This is ignoring three factors.
1. A big part of the divorce between production and wages, is women starting to work the same kinds of hours as men. To this day men work for more of their lives and longer hours on average as well, compared to women, but when you increase the effective available number of work hours by ~50%, that has a serious effect on wages for pay.
2. Increasing welfare, regulatory burden, and government interference in general both eating up a company's budget, making less available for wages and profits, as well as making it harder for new companies to both enter markets and grow.
3. Regarding CEO salaries, while I'll agree that megacorp CEOs are often overpaid, which is at least in part a symptom of elite in-group/ivy league shenanigans, it really would not make that much of a difference if you drastically deflated their salaries. Let's take the salary of the CEO of General Electric, $73,192,032, and divide that up among their 205,000 employees. That'd get each employee another 357 dollars a year. Those employees on average make 96,759 dollars a year.
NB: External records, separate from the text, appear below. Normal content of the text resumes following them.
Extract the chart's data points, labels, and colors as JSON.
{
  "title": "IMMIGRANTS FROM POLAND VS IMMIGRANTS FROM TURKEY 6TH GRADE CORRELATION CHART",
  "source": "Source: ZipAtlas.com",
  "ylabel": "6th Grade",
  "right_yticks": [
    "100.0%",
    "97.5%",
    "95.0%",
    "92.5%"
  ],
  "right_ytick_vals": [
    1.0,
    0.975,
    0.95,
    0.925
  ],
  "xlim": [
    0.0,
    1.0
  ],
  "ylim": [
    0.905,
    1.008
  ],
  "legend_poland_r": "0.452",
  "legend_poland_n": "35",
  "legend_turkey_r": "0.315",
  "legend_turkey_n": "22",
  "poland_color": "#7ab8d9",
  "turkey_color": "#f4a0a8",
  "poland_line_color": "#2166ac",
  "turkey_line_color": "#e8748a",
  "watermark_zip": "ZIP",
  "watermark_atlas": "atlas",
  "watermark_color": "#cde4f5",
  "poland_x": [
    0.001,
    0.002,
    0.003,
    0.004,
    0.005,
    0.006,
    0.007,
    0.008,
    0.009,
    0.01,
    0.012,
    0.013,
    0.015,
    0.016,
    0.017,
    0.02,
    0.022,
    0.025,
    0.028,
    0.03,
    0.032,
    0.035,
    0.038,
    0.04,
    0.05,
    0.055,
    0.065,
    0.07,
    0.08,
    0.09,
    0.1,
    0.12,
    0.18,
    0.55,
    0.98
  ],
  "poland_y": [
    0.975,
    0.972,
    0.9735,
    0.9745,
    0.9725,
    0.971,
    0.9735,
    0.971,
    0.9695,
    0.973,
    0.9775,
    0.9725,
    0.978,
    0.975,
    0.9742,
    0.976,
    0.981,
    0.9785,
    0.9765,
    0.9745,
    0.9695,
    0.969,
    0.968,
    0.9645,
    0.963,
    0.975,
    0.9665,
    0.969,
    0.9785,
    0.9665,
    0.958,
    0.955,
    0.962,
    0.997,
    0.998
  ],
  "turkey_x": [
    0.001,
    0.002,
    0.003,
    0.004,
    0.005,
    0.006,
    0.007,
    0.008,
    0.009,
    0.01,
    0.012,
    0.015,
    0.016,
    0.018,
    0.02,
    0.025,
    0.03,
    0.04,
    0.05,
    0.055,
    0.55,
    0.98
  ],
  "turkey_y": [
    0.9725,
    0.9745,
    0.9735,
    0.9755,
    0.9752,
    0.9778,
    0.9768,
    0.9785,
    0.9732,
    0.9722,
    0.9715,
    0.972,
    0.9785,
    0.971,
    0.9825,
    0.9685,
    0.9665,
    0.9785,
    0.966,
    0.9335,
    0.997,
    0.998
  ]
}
That's a nice number, a moderate bonus, you could say, but it makes it fairly clear that lower CEO pay is not going to result in drastically higher salaries for employees in general.
Now, I'm not doing this to try to say 'oh, there's nothing wrong here,' it's just annoying seeing the leftist canard that 'greedy CEO salaries are why poor people are poor' get repeated.
(As a note, this does not necessarily apply to companies that deal primarily in software. Due to how easily software can be replicated and sent to end users, pay disparities in that industry can have a more perceptible impact. I did some similar math for Activision-Blizzard, where the CEO earns more like 180 million a year, there's just 9500 employees, and average employee salary is more like 78k. There, divvying up the CEO salary would give ~16k a year to each employee, which is more than a 20% pay hike.)